Ao contrário do que é anunciado pelo governo português, o “novo gasoduto não vai transportar energia renovável”. De acordo com os ativistas climáticos, “a denominação ‘corredor de energia verde’ é mais uma tentativa do governo português de pintar de verde um projeto poluente e criminoso”.
A Campanha Gás é Andar para Trás explica que “as energias renováveis não necessitam de um gasoduto” e desmente o argumento do executivo de que o gasoduto é "verde" porque servirá para transportar hidrógenio, algures no futuro.
“Em primeiro lugar, hidrogénio não é uma energia renovável, precisando de uma fonte de energia para ser produzido. Não há garantia de qual será a energia utilizada para produzir esse hidrógenio, sendo a maioria do hidrógenio atualmente produzido através de combustíveis fósseis. Em segundo lugar, sabemos que a atual infraestrutura de gasodutos não tem capacidade técnica para transportar 100% hidrógenio visto ser um gás extremamente instável e que cria microfissuras nos gasodutos”, escrevem os ativistas.
Na realidade, "a infraestrutura de gasodutos atual é capaz de transportar no máximo 20% de hidrogénio necessitando de ser misturado com outros gases. Assim, mesmo no melhor cenário, será necessário que no mínimo 80% da matéria a ser transportada seja ‘gás natural’, um combustível fóssil com emissões”, continuam.
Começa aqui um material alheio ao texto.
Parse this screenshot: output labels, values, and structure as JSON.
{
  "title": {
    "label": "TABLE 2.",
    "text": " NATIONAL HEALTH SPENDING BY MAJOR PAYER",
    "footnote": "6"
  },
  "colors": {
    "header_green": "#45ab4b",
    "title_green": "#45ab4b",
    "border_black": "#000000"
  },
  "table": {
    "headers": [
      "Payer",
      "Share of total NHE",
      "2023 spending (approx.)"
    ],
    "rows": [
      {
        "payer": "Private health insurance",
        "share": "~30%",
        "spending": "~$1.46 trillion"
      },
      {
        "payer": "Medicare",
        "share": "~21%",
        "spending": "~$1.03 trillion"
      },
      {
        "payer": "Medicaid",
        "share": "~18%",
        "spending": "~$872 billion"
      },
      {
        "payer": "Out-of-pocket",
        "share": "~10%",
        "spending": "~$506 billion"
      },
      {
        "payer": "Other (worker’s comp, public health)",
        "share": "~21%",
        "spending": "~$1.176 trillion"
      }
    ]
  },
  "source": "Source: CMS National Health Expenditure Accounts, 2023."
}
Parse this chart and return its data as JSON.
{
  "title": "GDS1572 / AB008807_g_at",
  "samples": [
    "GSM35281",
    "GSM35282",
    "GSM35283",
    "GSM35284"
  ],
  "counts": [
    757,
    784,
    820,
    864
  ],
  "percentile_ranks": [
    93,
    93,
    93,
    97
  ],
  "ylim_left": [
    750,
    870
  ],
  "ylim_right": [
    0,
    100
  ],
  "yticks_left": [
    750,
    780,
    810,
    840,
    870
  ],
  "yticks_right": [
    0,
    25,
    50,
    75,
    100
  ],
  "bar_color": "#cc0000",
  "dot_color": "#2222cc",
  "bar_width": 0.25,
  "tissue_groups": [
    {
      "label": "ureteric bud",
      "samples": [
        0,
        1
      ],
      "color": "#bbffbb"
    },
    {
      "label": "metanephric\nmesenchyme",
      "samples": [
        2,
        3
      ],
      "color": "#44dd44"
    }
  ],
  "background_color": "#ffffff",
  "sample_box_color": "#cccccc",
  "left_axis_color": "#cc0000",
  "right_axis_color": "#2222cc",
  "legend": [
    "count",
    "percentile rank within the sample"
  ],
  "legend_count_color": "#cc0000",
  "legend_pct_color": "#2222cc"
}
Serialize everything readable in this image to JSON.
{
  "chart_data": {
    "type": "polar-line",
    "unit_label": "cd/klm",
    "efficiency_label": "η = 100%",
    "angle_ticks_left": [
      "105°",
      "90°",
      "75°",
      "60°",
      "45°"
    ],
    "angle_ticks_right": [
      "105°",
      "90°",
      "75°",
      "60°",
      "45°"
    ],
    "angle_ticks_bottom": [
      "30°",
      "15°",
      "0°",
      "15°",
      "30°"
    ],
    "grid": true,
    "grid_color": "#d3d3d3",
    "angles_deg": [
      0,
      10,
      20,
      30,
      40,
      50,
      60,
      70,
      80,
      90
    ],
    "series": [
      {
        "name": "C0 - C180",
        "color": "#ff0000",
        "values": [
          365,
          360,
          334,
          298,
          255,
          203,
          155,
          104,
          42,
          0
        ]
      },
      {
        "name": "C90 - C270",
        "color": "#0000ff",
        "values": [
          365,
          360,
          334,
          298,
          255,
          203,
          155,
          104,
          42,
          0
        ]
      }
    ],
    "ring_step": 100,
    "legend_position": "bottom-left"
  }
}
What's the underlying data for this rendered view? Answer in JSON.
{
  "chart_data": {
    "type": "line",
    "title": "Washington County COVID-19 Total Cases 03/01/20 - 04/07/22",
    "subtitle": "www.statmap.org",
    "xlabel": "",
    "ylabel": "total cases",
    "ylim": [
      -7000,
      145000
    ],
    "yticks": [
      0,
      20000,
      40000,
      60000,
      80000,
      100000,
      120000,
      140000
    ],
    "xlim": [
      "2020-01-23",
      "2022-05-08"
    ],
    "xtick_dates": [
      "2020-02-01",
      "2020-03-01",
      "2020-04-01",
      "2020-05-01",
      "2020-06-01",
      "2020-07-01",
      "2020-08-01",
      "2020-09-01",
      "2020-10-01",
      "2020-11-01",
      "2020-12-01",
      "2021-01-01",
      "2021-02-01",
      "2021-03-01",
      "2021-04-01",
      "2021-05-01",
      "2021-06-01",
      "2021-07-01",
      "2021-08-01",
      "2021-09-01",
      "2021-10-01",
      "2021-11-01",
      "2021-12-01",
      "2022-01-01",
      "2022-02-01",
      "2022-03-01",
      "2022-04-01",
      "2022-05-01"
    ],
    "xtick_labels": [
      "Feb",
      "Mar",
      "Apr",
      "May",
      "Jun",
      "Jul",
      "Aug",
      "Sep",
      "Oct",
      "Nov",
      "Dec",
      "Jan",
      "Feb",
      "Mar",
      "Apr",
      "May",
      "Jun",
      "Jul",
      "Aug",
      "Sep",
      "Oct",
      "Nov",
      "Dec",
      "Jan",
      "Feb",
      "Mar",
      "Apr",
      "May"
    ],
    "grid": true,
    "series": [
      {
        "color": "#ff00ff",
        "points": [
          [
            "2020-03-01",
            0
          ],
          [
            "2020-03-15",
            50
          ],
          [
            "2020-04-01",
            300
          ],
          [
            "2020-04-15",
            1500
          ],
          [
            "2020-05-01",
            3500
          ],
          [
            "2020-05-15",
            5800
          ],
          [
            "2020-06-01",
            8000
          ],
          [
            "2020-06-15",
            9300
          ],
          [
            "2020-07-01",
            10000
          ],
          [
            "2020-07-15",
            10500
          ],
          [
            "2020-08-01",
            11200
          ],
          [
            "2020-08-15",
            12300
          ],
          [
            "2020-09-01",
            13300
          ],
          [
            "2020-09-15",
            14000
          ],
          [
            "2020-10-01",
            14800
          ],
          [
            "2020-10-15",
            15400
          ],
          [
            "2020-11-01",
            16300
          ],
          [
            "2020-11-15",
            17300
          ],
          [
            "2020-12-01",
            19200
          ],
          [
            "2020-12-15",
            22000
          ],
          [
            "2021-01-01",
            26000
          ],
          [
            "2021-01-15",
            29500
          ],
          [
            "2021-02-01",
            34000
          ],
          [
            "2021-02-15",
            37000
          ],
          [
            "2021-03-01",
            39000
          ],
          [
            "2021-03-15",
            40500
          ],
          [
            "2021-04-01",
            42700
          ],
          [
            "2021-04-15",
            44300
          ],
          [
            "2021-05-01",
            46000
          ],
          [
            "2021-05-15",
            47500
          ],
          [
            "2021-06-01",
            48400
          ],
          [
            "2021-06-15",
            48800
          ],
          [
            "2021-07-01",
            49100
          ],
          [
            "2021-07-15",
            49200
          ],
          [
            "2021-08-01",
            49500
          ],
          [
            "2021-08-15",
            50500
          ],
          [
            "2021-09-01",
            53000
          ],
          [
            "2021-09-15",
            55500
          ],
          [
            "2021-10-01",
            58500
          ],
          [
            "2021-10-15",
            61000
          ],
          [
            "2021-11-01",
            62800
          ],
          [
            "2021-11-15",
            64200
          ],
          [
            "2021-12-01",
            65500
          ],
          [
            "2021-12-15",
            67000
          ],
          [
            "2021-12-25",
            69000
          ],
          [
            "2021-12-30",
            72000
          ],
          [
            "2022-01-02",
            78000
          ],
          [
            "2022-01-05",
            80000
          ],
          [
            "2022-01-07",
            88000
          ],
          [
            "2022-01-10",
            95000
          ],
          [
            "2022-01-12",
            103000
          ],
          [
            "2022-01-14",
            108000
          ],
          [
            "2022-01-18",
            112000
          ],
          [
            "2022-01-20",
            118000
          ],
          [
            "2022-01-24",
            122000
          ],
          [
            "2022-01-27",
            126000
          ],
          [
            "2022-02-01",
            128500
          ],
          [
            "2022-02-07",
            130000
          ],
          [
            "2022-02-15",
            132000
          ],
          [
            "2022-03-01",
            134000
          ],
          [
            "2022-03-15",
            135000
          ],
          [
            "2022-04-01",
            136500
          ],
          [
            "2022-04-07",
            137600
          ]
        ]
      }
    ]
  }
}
A Campanha Gás é Andar para Trás denuncia que “este projeto fóssil desvia financiamento público”, assinalando que estão em causa “milhões de euros de fundos públicos a serem utilizados para uma nova infraestrutura fóssil ao invés de serem utilizados para a construção de infraestruturas de energias renováveis e para garantir uma transição justa para todos os trabalhadores da indústria fóssil”.
Para os ativistas, “em plena crise climática, um gasoduto é uma arma de crime contra a vida e uma infraestrutura ociosa que nos prende ao caos climático e impede a real transição”.
Acresce que “o novo gasoduto não vai levar a preços de energia e de gás mais baratos”, sendo que “a causa principal da inflação atual é gás fóssil, como refere a Agência Internacional de Energia”.
Neste contexto, “a construção de novas infraestruturas de gás fóssil só alimenta este vício e especulação”.
E é por isso que “o movimento pela justiça climática reitera a sua posição”, repudiando a “construção de mais armas de crime contra a vida de todas as pessoas que têm com único fim o lucro da indústria fóssil”.